Antes, em 2019, durante a votação no Supremo Tribunal Federal que determinou a criminalização da homofobia e da transfobia, Wesp descreveu como "tirania pura" a decisão da corte. "Se o STF criminalizar opiniões contrárias ao ativismo LGBT (...), poderá fazer o mesmo com qualquer outra opinião", escreveu o então deputado estadual.
Publicação de Mateus Wesp durante o julgamento sobre criminalização da homofobia no STF — Foto: Reprodução/Redes sociais
Ao g1, o secretário diz que respeita a decisão do Supremo. "Como secretário, irei trabalhar por todos. E sempre pautado pela lei. Acompanho todas as decisões do Supremo Tribunal Federal (STF), inclusive a que decidiu que as práticas de homofobia e transfobia são enquadradas nas hipóteses de crime de preconceito. Tendo o entendimento do STF como norte, e pautados pela lei, vamos trabalhar políticas para todos os aspectos dos direitos humanos", respondeu.
Wesp diz também que pretende promover políticas públicas que combatam a LGBTQIA+fobia, em consonância com o que pensa o governador Eduardo Leite.

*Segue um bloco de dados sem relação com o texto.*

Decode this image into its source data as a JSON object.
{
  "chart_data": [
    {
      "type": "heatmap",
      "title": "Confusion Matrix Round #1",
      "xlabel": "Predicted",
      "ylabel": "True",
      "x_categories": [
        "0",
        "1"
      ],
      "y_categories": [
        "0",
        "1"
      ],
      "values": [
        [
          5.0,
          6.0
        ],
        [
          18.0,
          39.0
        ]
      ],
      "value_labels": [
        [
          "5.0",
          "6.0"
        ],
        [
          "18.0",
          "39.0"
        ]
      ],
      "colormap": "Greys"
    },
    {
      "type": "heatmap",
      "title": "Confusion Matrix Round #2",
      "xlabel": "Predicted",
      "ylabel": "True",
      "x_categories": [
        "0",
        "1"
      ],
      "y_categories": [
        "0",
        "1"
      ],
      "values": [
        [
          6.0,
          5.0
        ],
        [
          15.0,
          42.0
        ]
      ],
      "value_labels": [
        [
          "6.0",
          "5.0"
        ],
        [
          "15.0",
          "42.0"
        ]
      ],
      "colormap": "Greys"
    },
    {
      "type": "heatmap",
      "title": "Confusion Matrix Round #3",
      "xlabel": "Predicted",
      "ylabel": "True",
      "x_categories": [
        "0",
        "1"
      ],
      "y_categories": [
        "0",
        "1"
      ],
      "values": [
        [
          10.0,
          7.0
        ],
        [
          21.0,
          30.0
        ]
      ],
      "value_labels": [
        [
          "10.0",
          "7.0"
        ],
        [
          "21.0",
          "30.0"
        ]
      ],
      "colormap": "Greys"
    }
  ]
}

"Conheço a trajetória e o pensamento do governador sobre a temática e meu papel como secretário é ampliar as políticas públicas de apoio à diversidade e combate à intolerância, reforçando os nossos compromissos com a dignidade humana", diz Wesp.
Nota do Governo do RS
"O secretário Mateus Wesp é um democrata, com sólida formação jurídica e domínio dos compromissos institucionais dos cargos que ocupa. Agiu assim como parlamentar. Embora possa ter divergências em temas específicos, se mostra aberto ao diálogo e sempre agiu em respeito à dignidade humana. Estamos montando uma equipe diversa e plural na secretaria, garantindo a representatividade exigida pelas funções da pasta, preparando-a para implementar as nossas políticas para o setor."